By 2000, there were lots of products on the market specifically marketed to people who needed to beat a drug test. Substance abuse was an issue in at least half of the custody cases I tried, and maybe more. Every single client – and every single opposing party – knew about these products. They weren’t 100% reliable, but I didn’t have any clients who submitted to a drug test without using the products if there was time for them to do so. Those who I knew used drugs were made aware that in-court testing was a possibility. While I couldn’t tell them to destroy the evidence, I could tell them to be ready to be tested. With a few exceptions, they were all smart enough to take steps.

drug testing - hair follicle collectionThen there was the grandmother who was suing for custody of her badly neglected grandchildren. She didn’t use drugs. She was asking for custody because her daughter and son in law did, and because of their drug use they didn’t take care of their children adequately. She had asked for drug testing knowing that she would pass easily and that the parents would fail any drug test they were ordered to take. The judge ordered everyone to be tested. The grandmother had gone to a James Taylor concert at Alltell Arena and breathed in that second-hand marijuana smoke. Her grandchildren ended up in foster care.
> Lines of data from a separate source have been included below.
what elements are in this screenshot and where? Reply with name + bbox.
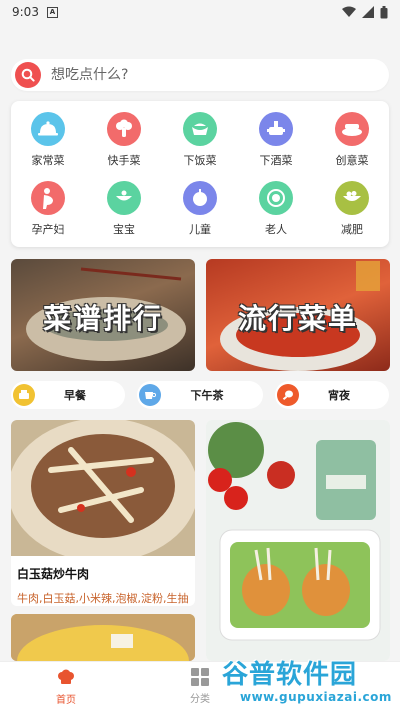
category-label: 下酒菜	[259, 154, 293, 167]
chip-label: 早餐	[64, 389, 86, 402]
search-input[interactable]	[51, 67, 351, 83]
chip-label: 宵夜	[328, 389, 350, 402]
category-label: 家常菜	[31, 154, 65, 167]
bowl-icon	[183, 112, 217, 146]
tab-home[interactable]: 首页	[1, 662, 131, 712]
category-label: 减肥	[341, 223, 363, 236]
cloche-icon	[31, 112, 65, 146]
wifi-icon	[342, 6, 356, 17]
teacup-icon	[139, 384, 161, 406]
tab-label: 首页	[56, 695, 76, 706]
banner-title: 流行菜单	[237, 302, 358, 335]
category-label: 宝宝	[113, 223, 135, 236]
notification-a-icon: A	[46, 6, 58, 18]
banner-title: 菜谱排行	[42, 302, 163, 335]
category-label: 快手菜	[107, 154, 141, 167]
chip-afternoon-tea[interactable]: 下午茶	[137, 381, 263, 409]
category-item-quick[interactable]: 快手菜	[94, 112, 154, 168]
category-item-creative[interactable]: 创意菜	[322, 112, 382, 168]
category-item-diet[interactable]: 减肥	[322, 181, 382, 237]
category-label: 儿童	[189, 223, 211, 236]
category-item-pregnant[interactable]: 孕产妇	[18, 181, 78, 237]
search-icon[interactable]	[15, 62, 41, 88]
pregnant-icon	[31, 181, 65, 215]
site-watermark: 谷普软件园 www.gupuxiazai.com	[222, 660, 398, 710]
grid-icon	[191, 668, 209, 686]
recipe-card-next[interactable]	[11, 614, 195, 661]
chip-label: 下午茶	[190, 389, 224, 402]
salad-icon	[335, 181, 369, 215]
category-item-rice[interactable]: 下饭菜	[170, 112, 230, 168]
juicer-icon	[183, 181, 217, 215]
recipe-card-beef-mushroom[interactable]: 白玉菇炒牛肉 牛肉,白玉菇,小米辣,泡椒,淀粉,生抽	[11, 420, 195, 606]
recipe-card-shrimp-mushroom[interactable]	[206, 420, 390, 661]
recipe-image	[11, 614, 195, 661]
category-item-home-cooking[interactable]: 家常菜	[18, 112, 78, 168]
category-label: 孕产妇	[31, 223, 65, 236]
noodle-icon	[259, 181, 293, 215]
category-grid: 家常菜 快手菜 下饭菜 下酒菜 创意菜 孕产妇 宝宝 儿童 老人 减肥	[11, 101, 389, 247]
chip-breakfast[interactable]: 早餐	[11, 381, 125, 409]
watermark-title: 谷普软件园	[222, 660, 358, 690]
recipe-title: 白玉菇炒牛肉	[17, 567, 90, 581]
drumstick-icon	[277, 384, 299, 406]
banner-recipe-ranking[interactable]: 菜谱排行	[11, 259, 195, 371]
status-time: 9:03	[12, 5, 39, 19]
hotpot-icon	[259, 112, 293, 146]
category-item-children[interactable]: 儿童	[170, 181, 230, 237]
category-item-wine[interactable]: 下酒菜	[246, 112, 306, 168]
broccoli-icon	[107, 112, 141, 146]
status-bar: 9:03 A	[0, 0, 400, 24]
search-bar[interactable]	[11, 59, 389, 91]
breakfast-icon	[13, 384, 35, 406]
category-label: 下饭菜	[183, 154, 217, 167]
chip-late-night-snack[interactable]: 宵夜	[275, 381, 389, 409]
category-label: 创意菜	[335, 154, 369, 167]
category-label: 老人	[265, 223, 287, 236]
dish-icon	[335, 112, 369, 146]
recipe-image	[206, 420, 390, 661]
banner-popular-menu[interactable]: 流行菜单	[206, 259, 390, 371]
baby-bowl-icon	[107, 181, 141, 215]
signal-icon	[362, 6, 374, 18]
recipe-image	[11, 420, 195, 556]
category-item-baby[interactable]: 宝宝	[94, 181, 154, 237]
category-item-elderly[interactable]: 老人	[246, 181, 306, 237]
chef-hat-icon	[58, 669, 74, 684]
recipe-ingredients: 牛肉,白玉菇,小米辣,泡椒,淀粉,生抽	[17, 592, 189, 605]
battery-icon	[380, 5, 388, 18]
watermark-url: www.gupuxiazai.com	[240, 690, 392, 704]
Then came hair follicle testing. Follicle testing was more foolproof and harder to beat, the testing centers and manufacturers claimed. It wasn’t long before the shampoos and rinses were marketed in the same places as those flushing solutions. “You cannot beat a hair test,” one site still boasts. It’s wrong. Even if the test shows positive, it doesn’t explain how the substance got there.
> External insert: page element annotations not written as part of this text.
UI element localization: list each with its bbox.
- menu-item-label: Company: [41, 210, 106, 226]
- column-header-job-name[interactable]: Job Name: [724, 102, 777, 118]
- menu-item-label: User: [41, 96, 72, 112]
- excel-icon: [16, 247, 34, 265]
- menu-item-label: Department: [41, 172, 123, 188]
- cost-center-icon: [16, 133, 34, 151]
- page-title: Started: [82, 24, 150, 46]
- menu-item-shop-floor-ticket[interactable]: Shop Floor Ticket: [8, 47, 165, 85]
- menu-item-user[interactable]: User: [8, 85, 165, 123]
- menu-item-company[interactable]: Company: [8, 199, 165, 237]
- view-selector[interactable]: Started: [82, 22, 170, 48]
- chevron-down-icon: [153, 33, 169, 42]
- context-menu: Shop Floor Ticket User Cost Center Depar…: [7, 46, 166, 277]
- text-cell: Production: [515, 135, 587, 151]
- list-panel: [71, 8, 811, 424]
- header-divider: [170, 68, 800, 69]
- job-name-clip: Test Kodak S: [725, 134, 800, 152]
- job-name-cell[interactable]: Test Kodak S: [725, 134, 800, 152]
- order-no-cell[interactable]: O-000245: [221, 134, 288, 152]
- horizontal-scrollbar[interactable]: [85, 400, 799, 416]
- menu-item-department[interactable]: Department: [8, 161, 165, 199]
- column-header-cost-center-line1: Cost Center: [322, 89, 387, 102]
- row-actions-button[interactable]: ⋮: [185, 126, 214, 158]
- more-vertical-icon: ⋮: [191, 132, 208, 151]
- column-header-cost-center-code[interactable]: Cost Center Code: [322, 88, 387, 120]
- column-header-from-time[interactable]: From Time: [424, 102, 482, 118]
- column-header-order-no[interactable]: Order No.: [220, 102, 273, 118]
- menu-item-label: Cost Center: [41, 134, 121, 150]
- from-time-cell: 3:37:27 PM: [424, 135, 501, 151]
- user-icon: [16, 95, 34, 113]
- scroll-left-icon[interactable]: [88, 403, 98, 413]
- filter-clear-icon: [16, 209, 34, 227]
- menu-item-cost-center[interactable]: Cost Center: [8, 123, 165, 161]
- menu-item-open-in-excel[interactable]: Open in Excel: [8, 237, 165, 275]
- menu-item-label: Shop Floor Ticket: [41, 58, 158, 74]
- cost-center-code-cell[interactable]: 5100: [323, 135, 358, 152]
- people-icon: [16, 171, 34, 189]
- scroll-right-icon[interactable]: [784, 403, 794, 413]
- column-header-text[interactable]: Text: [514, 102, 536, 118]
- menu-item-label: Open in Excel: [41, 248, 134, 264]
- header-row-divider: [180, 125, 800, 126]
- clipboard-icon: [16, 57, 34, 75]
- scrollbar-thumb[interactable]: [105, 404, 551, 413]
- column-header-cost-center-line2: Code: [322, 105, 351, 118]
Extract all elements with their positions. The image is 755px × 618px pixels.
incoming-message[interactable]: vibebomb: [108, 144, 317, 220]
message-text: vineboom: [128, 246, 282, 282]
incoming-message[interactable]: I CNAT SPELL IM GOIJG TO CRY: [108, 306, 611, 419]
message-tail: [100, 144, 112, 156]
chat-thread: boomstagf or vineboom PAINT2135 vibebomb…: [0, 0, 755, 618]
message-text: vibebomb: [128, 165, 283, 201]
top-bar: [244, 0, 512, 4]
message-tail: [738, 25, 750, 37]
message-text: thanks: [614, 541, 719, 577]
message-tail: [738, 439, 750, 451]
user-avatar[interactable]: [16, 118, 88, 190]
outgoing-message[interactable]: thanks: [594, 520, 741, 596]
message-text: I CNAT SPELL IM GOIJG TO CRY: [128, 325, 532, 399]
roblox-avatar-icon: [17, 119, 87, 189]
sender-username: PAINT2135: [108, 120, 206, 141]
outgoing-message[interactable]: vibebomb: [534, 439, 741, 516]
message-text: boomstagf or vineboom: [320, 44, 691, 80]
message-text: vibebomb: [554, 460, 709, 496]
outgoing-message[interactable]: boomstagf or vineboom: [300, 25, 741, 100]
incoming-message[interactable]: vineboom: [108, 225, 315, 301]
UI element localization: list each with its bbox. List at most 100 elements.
It made me think of the rumor I had heard back in the 1980’s when cocaine use was rampant in the United States. It was said that traces of cocaine could be found on nearly every American $100 in circulation. Partiers would roll the bill into a straw and snort the powder through it. This level of contamination is still the case, and the bills don’t even have to be used directly with the cocaine. They can get contaminated inside currency-counting machines at the bank. Imagine handling one of those bank-contaminated bills that you just withdrew to pay your lawyer, them smoothing a stray strand of hair. Then imagine that you are sent directly for a drug test, and despite the fact that you have never in your life even seen cocaine, much less used it, your drug test comes back positive for the drug. It doesn’t have to be in your system to count. It just has to be in your hair. And once again, you are placed in the position of having to explain how it got there, and proving the negative of the drug use that you are now presumed to engage in.

With the announcement from the American Chemical Society last week that steps taken to remove secondary contamination from hair being drug tested actually washes cocaine into the hair shaft, the most reliable of these unreliable tests just became even less reliable.

Science gives us a lot, but it is not a panacea and never will be. It answers some questions, but answering those tends to lead to more that need to be asked. Whether in the courtroom or just in everyday life, we need to remember to ask those questions that logically come next. Science can then begin investigating them and working to find the answers.

Drug testing is too fallible to be reliable. A positive drug test tells us virtually nothing. It doesn’t prove frequent use or addiction. It doesn’t prove use at all – and it never has.